Thirty-one healthy male subjects, in age range of 18-33 years and without resistance training in the past six months, were randomly assigned into control (CG, n=10), voluntary training (VG, n=10) and E-V training (E-VG, n=11) groups. The VG and E-VG groups followed a program consisting of 30 maximal contractions per session, three sessions per week for six weeks, isometric knee extension training on the right leg, while the CG maintained normal daily activities. The maximal voluntary contraction (MVC) torque in knee extension and the anthropometric measurements were taken pre and post training. The anthropometric measurements were taken at mid-thigh, and 5 cm above (upper) and 5 cm below (lower) the mid-thigh levels, including CSA of the thigh (CSA-thigh), quadriceps muscle (CSA-quadriceps), and fat (CSA-fat), assessed by MRI analysis; thigh circumference; and front thigh skinfolds. ANOVA with repeated measures was used to determine the interactions between training, locations of measurement, and legs, by groups. Post-hoc analysis with Bonferroni adjustment was used to determine the differences between mean values. Pearson product-moment correlation coefficient was used to evaluate the correlations between the measured variables.
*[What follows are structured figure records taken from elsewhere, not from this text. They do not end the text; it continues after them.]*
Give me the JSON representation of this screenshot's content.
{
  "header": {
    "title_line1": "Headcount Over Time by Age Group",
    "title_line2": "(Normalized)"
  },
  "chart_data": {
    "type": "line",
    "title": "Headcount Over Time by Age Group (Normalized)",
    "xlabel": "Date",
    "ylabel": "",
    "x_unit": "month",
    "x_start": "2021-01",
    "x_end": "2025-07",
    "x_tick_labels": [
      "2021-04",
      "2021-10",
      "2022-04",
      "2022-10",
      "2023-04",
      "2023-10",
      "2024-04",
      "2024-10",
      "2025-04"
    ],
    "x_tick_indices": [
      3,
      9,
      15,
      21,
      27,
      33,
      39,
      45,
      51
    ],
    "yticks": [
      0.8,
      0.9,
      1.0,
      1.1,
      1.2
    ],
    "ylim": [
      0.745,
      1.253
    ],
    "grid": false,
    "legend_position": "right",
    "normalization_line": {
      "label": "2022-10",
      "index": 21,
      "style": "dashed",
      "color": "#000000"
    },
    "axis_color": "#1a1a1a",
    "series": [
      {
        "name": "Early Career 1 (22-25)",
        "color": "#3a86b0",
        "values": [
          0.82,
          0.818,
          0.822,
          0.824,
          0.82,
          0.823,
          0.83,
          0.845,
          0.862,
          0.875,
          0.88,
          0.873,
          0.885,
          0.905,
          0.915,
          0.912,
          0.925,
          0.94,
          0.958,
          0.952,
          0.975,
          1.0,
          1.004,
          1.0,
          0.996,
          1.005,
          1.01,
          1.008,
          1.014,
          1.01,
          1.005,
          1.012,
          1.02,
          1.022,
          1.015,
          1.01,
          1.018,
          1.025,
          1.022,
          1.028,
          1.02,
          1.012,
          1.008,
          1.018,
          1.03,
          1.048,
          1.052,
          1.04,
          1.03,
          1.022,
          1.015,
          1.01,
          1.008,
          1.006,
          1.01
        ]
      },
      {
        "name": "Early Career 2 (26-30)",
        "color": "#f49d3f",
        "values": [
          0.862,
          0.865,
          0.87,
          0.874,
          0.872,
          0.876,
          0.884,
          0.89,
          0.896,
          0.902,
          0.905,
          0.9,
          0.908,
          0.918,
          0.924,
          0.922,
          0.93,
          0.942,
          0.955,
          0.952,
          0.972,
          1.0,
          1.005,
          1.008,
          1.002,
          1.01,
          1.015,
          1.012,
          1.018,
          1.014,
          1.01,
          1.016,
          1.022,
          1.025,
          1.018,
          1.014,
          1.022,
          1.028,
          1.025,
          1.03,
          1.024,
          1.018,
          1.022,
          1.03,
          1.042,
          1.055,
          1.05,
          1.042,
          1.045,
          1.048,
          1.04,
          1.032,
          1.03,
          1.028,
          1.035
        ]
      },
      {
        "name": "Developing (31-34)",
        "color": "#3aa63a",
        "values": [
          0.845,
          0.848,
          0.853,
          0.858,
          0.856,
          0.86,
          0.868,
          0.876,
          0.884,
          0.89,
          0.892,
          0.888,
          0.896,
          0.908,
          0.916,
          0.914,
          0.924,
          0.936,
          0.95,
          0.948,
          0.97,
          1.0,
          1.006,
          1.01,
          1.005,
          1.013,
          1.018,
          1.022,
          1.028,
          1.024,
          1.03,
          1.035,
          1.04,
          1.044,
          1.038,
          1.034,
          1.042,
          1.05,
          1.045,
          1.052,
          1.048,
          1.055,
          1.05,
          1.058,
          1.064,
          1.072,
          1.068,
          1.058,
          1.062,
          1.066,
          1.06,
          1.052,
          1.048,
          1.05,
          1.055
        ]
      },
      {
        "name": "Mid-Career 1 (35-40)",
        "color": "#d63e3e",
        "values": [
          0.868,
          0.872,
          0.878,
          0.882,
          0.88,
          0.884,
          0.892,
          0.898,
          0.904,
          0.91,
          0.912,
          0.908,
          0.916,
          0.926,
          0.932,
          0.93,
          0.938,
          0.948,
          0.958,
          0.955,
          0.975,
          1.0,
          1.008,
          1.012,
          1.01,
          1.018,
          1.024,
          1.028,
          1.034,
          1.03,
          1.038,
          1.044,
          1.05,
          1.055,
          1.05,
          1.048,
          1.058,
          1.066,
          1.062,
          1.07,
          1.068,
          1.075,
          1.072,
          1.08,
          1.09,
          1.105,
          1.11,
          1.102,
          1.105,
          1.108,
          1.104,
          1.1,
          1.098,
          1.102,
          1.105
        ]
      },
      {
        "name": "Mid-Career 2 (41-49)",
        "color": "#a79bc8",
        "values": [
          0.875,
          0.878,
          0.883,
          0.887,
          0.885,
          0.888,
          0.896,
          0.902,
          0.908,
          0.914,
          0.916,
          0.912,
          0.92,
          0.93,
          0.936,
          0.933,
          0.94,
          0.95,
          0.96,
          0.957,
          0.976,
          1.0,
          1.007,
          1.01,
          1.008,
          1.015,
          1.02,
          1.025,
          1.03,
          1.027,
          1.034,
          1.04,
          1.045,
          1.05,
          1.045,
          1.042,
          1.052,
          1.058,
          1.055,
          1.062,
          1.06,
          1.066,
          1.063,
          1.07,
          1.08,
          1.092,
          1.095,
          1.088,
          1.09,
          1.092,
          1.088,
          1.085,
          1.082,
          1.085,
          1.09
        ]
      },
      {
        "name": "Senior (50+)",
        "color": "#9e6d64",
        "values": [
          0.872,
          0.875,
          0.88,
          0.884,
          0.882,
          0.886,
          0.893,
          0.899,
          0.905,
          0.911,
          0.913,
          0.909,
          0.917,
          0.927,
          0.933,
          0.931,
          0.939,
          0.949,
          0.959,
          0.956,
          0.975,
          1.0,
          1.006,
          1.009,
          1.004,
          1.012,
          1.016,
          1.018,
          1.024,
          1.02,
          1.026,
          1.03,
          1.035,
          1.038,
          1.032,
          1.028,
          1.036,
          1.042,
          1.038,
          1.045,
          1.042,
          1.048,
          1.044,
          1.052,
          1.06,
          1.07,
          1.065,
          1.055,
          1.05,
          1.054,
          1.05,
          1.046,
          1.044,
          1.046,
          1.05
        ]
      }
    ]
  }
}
Results indicated that the six weeks of training caused significant increases in MVC of the right leg in VG and E-VG (both p<0.01), while the E-VG also demonstrated a strength gain in the unexercised left leg (p<0.01). The CG showed no significant change in MVC (p>0.05). The strength gain was accompanied by a significant increase in CSA-quadriceps (p<0.01) measured at all three locations in the exercised leg, but no significant change was found in the unexercised leg. The CSA-thigh did not change significantly whilst the CSA-fat decreased at the upper and lower levels (p<0.05). Moderate correlation was found between improvement of MVC and variations of CSA-quadriceps measured at mid-thigh level (r=0.46, p<0.05) in the right leg, but not in the left leg. Moderate correlations were also found between variations in MVC and thigh circumference of the right leg measured at upper (r=0.52, p<0.01) and mid-thigh (r=0.44, p<0.05) levels, but not in the left leg. Skinfolds demonstrated significant and moderate correlations to the CSA-fat (r=0.83-0.93, p<0.01) and thigh circumference (r=0.72-0.87, p<0.01). The variations of skinfolds measured showed better correlations to CSA-fat at mid thigh levels (r=0.39-0.52, p<0.05) than that at upper and lower levels (mostly p>0.05).
Discussion and conclusion
The major findings in this study included that:
1) the six weeks of VC and E-VC training significantly improved muscular strength of the trained limb, while the E-VC also caused strength gain in the contralateral limb that further confirmed the effectiveness of electrical stimulation in inducing cross education;
2) the strength gain observed in the trained limb could be partially explained by muscle hypertrophy as indicated by increased CSA of the quadriceps;
3) the strength gain observed in the unexercised contralateral limb was not correlated to muscle CSA changes, therefore would be mainly due to neural adaptations;
4) MRI analysis of muscle and fat CSA provided more accurate assessments for muscle hypertrophy in response to training, and the images taken at the three locations demonstrated similar trend of changes;
5) the thigh circumferences taken at the upper and mid thigh levels demonstrated moderate correlations to strength variation; and
6) skinfolds taken at the selected locations demonstrated significant correlations to CSA of fat and thigh circumference, particularly at mid thigh level, however were not correlated to the strength gain.
The information obtained in this study would be useful in selection of valid measurements for neuromuscular adaptations to resistance training in future investigations.